O mundo está-se a tornar um lugar complicado para se viver. Guerras de séculos e infinitas, países que parecem retroceder no tempo e largar supostas democracias para regimes ditatoriais, atentados terroristas contra inocentes a contas da cabeça de solitários insanos que defendem que as suas ações beneficiam uma qualquer sua religião, e sujeitos que pouco se importam com o ganha pão de outros deitando por fora todo o trabalho de uma vida largando fogo pelas nossas florestas.
Não fosse este último e “mais uns tustos”, quase que se poderia dizer que um dos poucos lugares seguros nesta Terra parecia ainda ser Portugal. Que não nos iludamos.
No mesmo dia, acontece mais um dos indesejados atentados contra a liberdade de todos nós e a paz no mundo inteiro, não muito longe de nós, em Barcelona, e continuam, aqui mesmo neste pequeno retângulo à beira mar plantado, os infinitos diretos de jornalistas que procuram a mais das sensacionais notícias sobre novos incêndios por este país fora. Está tudo louco. Está, quase tudo louco.
Há ainda alguns restantes, mais saudáveis, que procuram na sua vida momentos de libertação, prazer, e extrema alegria da forma mais inocente possível. A música continua a ser um dos mais belos meios desta transmissão. E é com a música que optamos mantermos sãos num mundo cada vez mais perturbado. A passada 5ªfeira 17 de Agosto foi o dia onde isso foi possível neste cantinho, e não me refiro apenas a terras mais próximas do rio coura. Mais ao centro, em Lisboa, foi dia de recebermos de braços abertos Ben Harper, como que a aclamar esquecermos de tudo o que de mal nos rodeia.
No seu regresso a Portugal, e pela primeira vez por cá a solo em formato acústico, um Coliseu dos Recreios inesperadamente cheio (mês agosto, plena época de festivais, férias, …) recebeu o norte-americano provavelmente como este nem esperaria apesar da nossa fama hospitaleira.
Antes de falarmos sobre este concerto tão especial de Ben Harper, devemos referir a presença dos Club del Rio, uma banda folk madrilena. Surpresos, nós e também o público, mas muito receptivos a esta entrada.

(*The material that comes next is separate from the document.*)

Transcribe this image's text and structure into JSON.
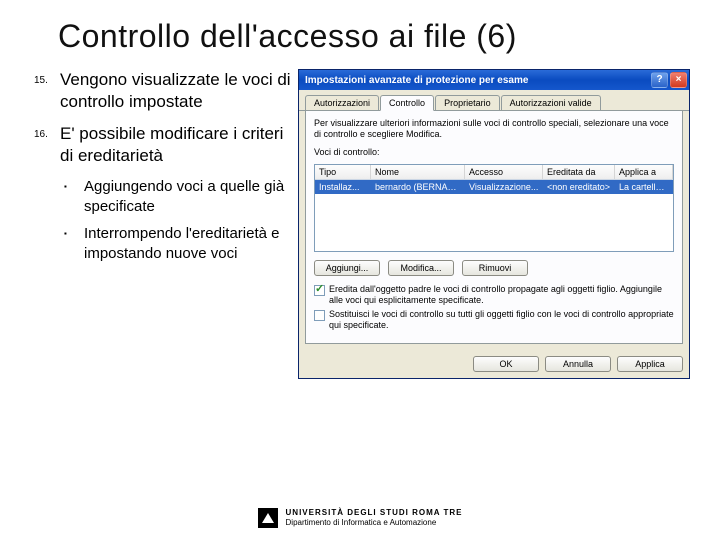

Passavam vinte minutos das 22h00 quando entra em palco Ben Harper. Ao contrário do que tem acontecido na sua tournée americana, em Lisboa, e nas restantes datas europeias também, Ben deixou em casa os seus amigos The Innocent Criminals com quem fez as pazes há cerca de dois anos, e com quem também tinha cortado relações durante dez anos. Ben Harper é para além de um prodigioso guitarrista, um homem da palavra, onde nos transmite principalmente o amor que tem pela vida e pelas pessoas que o rodeiam ou rodearam, mas também a sua revolta perante as injustiças sociais onde aqueles que cometem crimes devem ser punidos severamente. Tudo isto aconteceu num concerto com mais de duas horas, na primeira parte com dezasseis temas onde não faltaram “Lifeline”, “Diammonds on the inside”, “Welcome to the cruel world”, “Born to love you” – aqui aproveita para dizer ao público presente o quanto honrado estava em estar em Lisboa naquela noite , “With my own two hands” ou, para fechar antes do encore e mais perto do público num dos cantos do palco, “Amen Omen”.
Perante a insistência do público que nunca largou o artista, e repetidas vezes soltava um “xiiuuu” bem sonoro a quem se distraia do concerto com conversas fúteis que para ali não eram chamadas, Ben Harper regressa ao palco dizendo “Thank you for your heart”. É sobretudo isto que o público português tem de melhor, quando ama, fá-lo apaixonadamente, e isso evidenciou-se ontem. Chamar encore a mais oito temas parece brincadeira, mas foi o que aconteceu. Entre confidências “I was suposed to be off by now, but i’ll keep going because it was a hard day” – e nós adivinhamos porquê – lá nos premiou com “Trust you to dig my grave”, um tema do novo disco que será lançado em 2018 e que promete ter mais Blues que os anteriores, “Another lonely day”, “Glory & Consequence”, “Trying not to fall in love with you” ao piano, e muito especial, a sua versão de “Sexual Healing” que faria com certeza Marvin Gaye sorrir. A noite terminou o público a aclamar Ben Harper, este como que comovido e quase sem jeito por tanta entrega do público lisboeta fecha a noite dizendo “Thank you for giving me the best night of my life”.
Por muitas noites felizes que acreditamos Ben Harper ter já passado, esta pode a bem verdade não ter sido a melhor noite da sua vida, mas foi seguramente a noite onde todos, sem nos esquecermos do dia terrível que nuestros hermanos catalães teriam tido, nos fizemos acreditar que é possível um mundo melhor, menos louco, sustentado pelo amor da palavra e da música de Ben Harper.